Romanesque art is most seen in the innovations in architecture. Solid, heavy forms and the use of the rounded arches characterize it. Sculpture was integrated into architecture. Churches sprung up quickly during this time. Plans called for large spaces with the addition of transepts to accommodate larger congregations. Ambulatories were added to allow visitors to view the relics of the saints. Wooden roofs were replaced with stone vaults. Buttresses were used to contain the outward thrust of the thick, heavy building style. Its massive walls carried the basic load of the building. Multi-colored diaphragm arches and arches that separated the space in the hall were included in the worship spaces. These arches lent a graceful massing of shapes. They also used piers, columns, groin vaults, narrow windows, large towers and decorative arcading. The interiors were dim and hemmed in with heavy stone walls. Romanesque architecture did reintroduce two important forms of fine art, sculpture and stained glass.
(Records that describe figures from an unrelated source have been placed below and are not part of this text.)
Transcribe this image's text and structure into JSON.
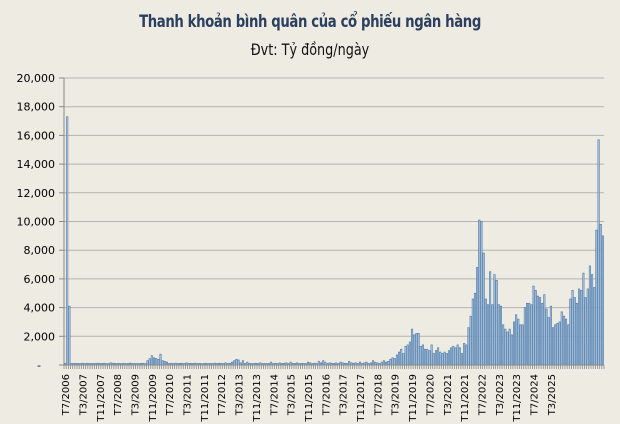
{
  "title": "Thanh khoản bình quân của cổ phiếu ngân hàng",
  "subtitle": "Đvt: Tỷ đồng/ngày",
  "colors": {
    "bar_fill": "#cfe6f7",
    "bar_stroke": "#4f79a8",
    "grid": "#b5b3ad",
    "background": "#eeebe2",
    "title": "#2b3f5e"
  },
  "chart_data": {
    "type": "bar",
    "title": "Thanh khoản bình quân của cổ phiếu ngân hàng",
    "subtitle": "Đvt: Tỷ đồng/ngày",
    "xlabel": "",
    "ylabel": "Tỷ đồng/ngày",
    "ylim": [
      0,
      20000
    ],
    "yticks": [
      0,
      2000,
      4000,
      6000,
      8000,
      10000,
      12000,
      14000,
      16000,
      18000,
      20000
    ],
    "ytick_labels": [
      "-",
      "2,000",
      "4,000",
      "6,000",
      "8,000",
      "10,000",
      "12,000",
      "14,000",
      "16,000",
      "18,000",
      "20,000"
    ],
    "grid": true,
    "legend": null,
    "x_start": "T7/2006",
    "x_frequency": "monthly",
    "xtick_labels": [
      "T7/2006",
      "T3/2007",
      "T11/2007",
      "T7/2008",
      "T3/2009",
      "T11/2009",
      "T7/2010",
      "T3/2011",
      "T11/2011",
      "T7/2012",
      "T3/2013",
      "T11/2013",
      "T7/2014",
      "T3/2015",
      "T11/2015",
      "T7/2016",
      "T3/2017",
      "T11/2017",
      "T7/2018",
      "T3/2019",
      "T11/2019",
      "T7/2020",
      "T3/2021",
      "T11/2021",
      "T7/2022",
      "T3/2023",
      "T11/2023",
      "T7/2024",
      "T3/2025"
    ],
    "values": [
      100,
      17300,
      4100,
      100,
      120,
      100,
      110,
      100,
      130,
      100,
      120,
      100,
      100,
      110,
      100,
      130,
      110,
      100,
      120,
      100,
      100,
      150,
      120,
      110,
      100,
      110,
      100,
      120,
      100,
      100,
      130,
      110,
      100,
      100,
      100,
      110,
      120,
      100,
      300,
      450,
      650,
      500,
      450,
      400,
      750,
      300,
      250,
      200,
      100,
      120,
      100,
      130,
      100,
      110,
      120,
      100,
      150,
      110,
      120,
      100,
      130,
      100,
      110,
      100,
      100,
      120,
      100,
      110,
      100,
      130,
      100,
      120,
      110,
      100,
      150,
      100,
      120,
      200,
      300,
      400,
      350,
      150,
      300,
      100,
      200,
      120,
      100,
      110,
      120,
      100,
      150,
      100,
      110,
      100,
      100,
      200,
      100,
      120,
      100,
      150,
      100,
      120,
      150,
      100,
      200,
      110,
      100,
      150,
      100,
      120,
      110,
      100,
      200,
      150,
      100,
      120,
      100,
      250,
      150,
      300,
      200,
      100,
      150,
      120,
      100,
      150,
      100,
      200,
      150,
      120,
      100,
      250,
      150,
      120,
      150,
      100,
      200,
      100,
      150,
      200,
      100,
      150,
      300,
      200,
      150,
      100,
      200,
      300,
      200,
      250,
      400,
      500,
      450,
      700,
      900,
      1100,
      800,
      1300,
      1400,
      1600,
      2500,
      2100,
      2200,
      2200,
      1300,
      1400,
      1100,
      1100,
      1000,
      1400,
      800,
      1000,
      1200,
      900,
      800,
      900,
      800,
      1000,
      1200,
      1300,
      1200,
      1400,
      1200,
      800,
      1500,
      1400,
      2600,
      3400,
      4600,
      5000,
      6800,
      10100,
      10000,
      7800,
      4600,
      4200,
      6500,
      4200,
      6300,
      5900,
      4200,
      4100,
      2800,
      2500,
      2300,
      2500,
      2100,
      3000,
      3500,
      3200,
      2800,
      2800,
      4000,
      4300,
      4300,
      4200,
      5500,
      5200,
      4800,
      4700,
      4300,
      4900,
      3900,
      3300,
      4100,
      2600,
      2800,
      2900,
      3000,
      3700,
      3400,
      3200,
      2800,
      4600,
      5200,
      4700,
      4300,
      5300,
      5200,
      6400,
      4700,
      5300,
      6900,
      6300,
      5400,
      9400,
      15700,
      9800,
      9000
    ]
  }
}
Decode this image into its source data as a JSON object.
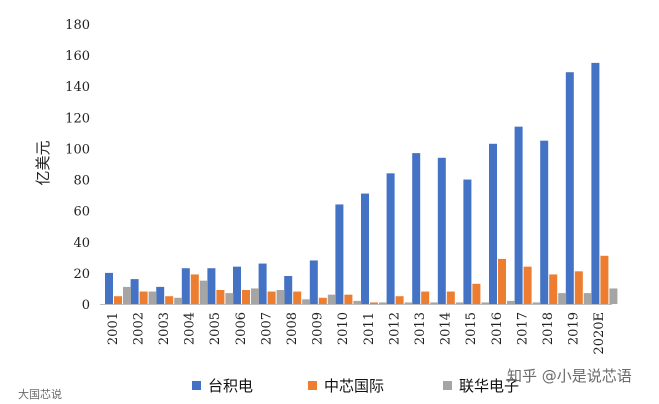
{
  "chart_data": {
    "type": "bar",
    "title": "",
    "xlabel": "",
    "ylabel": "亿美元",
    "ylim": [
      0,
      180
    ],
    "yticks": [
      0,
      20,
      40,
      60,
      80,
      100,
      120,
      140,
      160,
      180
    ],
    "grid": false,
    "legend_position": "bottom",
    "categories": [
      "2001",
      "2002",
      "2003",
      "2004",
      "2005",
      "2006",
      "2007",
      "2008",
      "2009",
      "2010",
      "2011",
      "2012",
      "2013",
      "2014",
      "2015",
      "2016",
      "2017",
      "2018",
      "2019",
      "2020E"
    ],
    "series": [
      {
        "name": "台积电",
        "color": "#4472C4",
        "values": [
          20,
          16,
          11,
          23,
          23,
          24,
          26,
          18,
          28,
          64,
          71,
          84,
          97,
          94,
          80,
          103,
          114,
          105,
          149,
          155
        ]
      },
      {
        "name": "中芯国际",
        "color": "#ED7D31",
        "values": [
          5,
          8,
          5,
          19,
          9,
          9,
          8,
          8,
          4,
          6,
          1,
          5,
          8,
          8,
          13,
          29,
          24,
          19,
          21,
          31
        ]
      },
      {
        "name": "联华电子",
        "color": "#A5A5A5",
        "values": [
          11,
          8,
          4,
          15,
          7,
          10,
          9,
          3,
          6,
          2,
          1,
          1,
          1,
          1,
          1,
          2,
          1,
          7,
          7,
          10
        ]
      }
    ]
  },
  "watermarks": {
    "left": "大国芯说",
    "right": "知乎 @小是说芯语"
  }
}
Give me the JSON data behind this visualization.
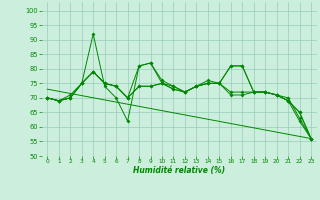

The spread of the Romanesque style coincided with the reassertiveness of Roman Christianity. This influence on secular authorities led to the crusade to free the Holy Land from the grip of Islam. The success of the Crusaders and their acquisition of relics spawned many new cathedrals across Europe. Rome exercised growing power via a network of bishops and monastic orders. The officials exercised growing administrative power over the local population. Most notably was the power to collect tax revenues, which they devoted to religious works, especially the building of cathedrals and the illuminated gospel manuscripts.